Previously, patients with certain sizes of device were considered low risk, but the latest guidance suggests that all patients with “metal-on-metal” hips – including those who have had the devices for many years with no problems – should now be followed up. This will mean thousands of extra patients will need to undergo testing, although the MHRA said it does not anticipate an increase in the number of revision surgeries.
The MHRA’s clinical director of medical devices, Dr Neil McGuire, said: “We’ve now included a group of people who were at low risk, but were not at no risk. It’s more about catching people who could be developing these complications early.”
The new guidance, aimed at doctors, was issued after MHRA’s experts found that soft tissue necrosis may occur even in patients who are not suffering symptoms such as hip pain or swelling.
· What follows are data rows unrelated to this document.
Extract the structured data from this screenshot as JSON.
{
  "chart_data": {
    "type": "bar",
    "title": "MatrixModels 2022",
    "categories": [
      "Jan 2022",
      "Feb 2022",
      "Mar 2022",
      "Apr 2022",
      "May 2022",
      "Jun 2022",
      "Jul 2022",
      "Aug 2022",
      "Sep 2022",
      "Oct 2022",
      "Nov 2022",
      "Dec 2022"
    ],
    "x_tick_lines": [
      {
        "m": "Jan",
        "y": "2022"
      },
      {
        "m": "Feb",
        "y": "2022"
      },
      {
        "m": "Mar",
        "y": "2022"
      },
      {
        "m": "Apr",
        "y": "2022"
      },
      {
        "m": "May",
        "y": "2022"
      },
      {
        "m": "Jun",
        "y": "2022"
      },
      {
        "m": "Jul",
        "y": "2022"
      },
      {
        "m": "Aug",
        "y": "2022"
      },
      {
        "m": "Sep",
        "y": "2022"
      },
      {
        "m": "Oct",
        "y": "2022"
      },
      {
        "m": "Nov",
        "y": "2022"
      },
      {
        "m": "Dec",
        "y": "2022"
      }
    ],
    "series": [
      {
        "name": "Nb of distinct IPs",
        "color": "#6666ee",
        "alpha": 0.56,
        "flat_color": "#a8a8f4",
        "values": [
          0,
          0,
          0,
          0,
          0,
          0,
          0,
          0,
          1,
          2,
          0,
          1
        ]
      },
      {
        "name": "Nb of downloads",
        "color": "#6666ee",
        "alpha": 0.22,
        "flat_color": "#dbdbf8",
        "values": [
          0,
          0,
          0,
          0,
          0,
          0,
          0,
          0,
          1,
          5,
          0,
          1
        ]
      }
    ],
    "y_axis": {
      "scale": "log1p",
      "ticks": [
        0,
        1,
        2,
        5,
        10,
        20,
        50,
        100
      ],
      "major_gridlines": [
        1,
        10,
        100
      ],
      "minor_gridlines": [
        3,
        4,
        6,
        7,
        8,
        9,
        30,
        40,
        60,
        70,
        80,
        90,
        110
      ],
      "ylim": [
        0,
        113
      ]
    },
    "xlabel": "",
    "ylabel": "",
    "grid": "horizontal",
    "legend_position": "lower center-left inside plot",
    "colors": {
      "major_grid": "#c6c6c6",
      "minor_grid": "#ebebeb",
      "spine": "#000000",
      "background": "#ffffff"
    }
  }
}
McGuire said: “We have updated the current advice to ensure patients with metal-on-metal hip implants continue to receive appropriate follow up to detect emerging complications should they arise.”
“Although the majority of patients with these metal-on-metal devices have well-functioning hips, it is known some may develop soft tissue reactions related to their implant. The clinical advice we have received indicates patients will likely have the best outcomes if these problems are detected early, monitored and treated if necessary.”
Patients who are not aware of the type of joint that was used on them should check with their surgeon. If a metal-on-metal joint was used, they should have regular checks so that a potential problem could be detected early and treated if necessary.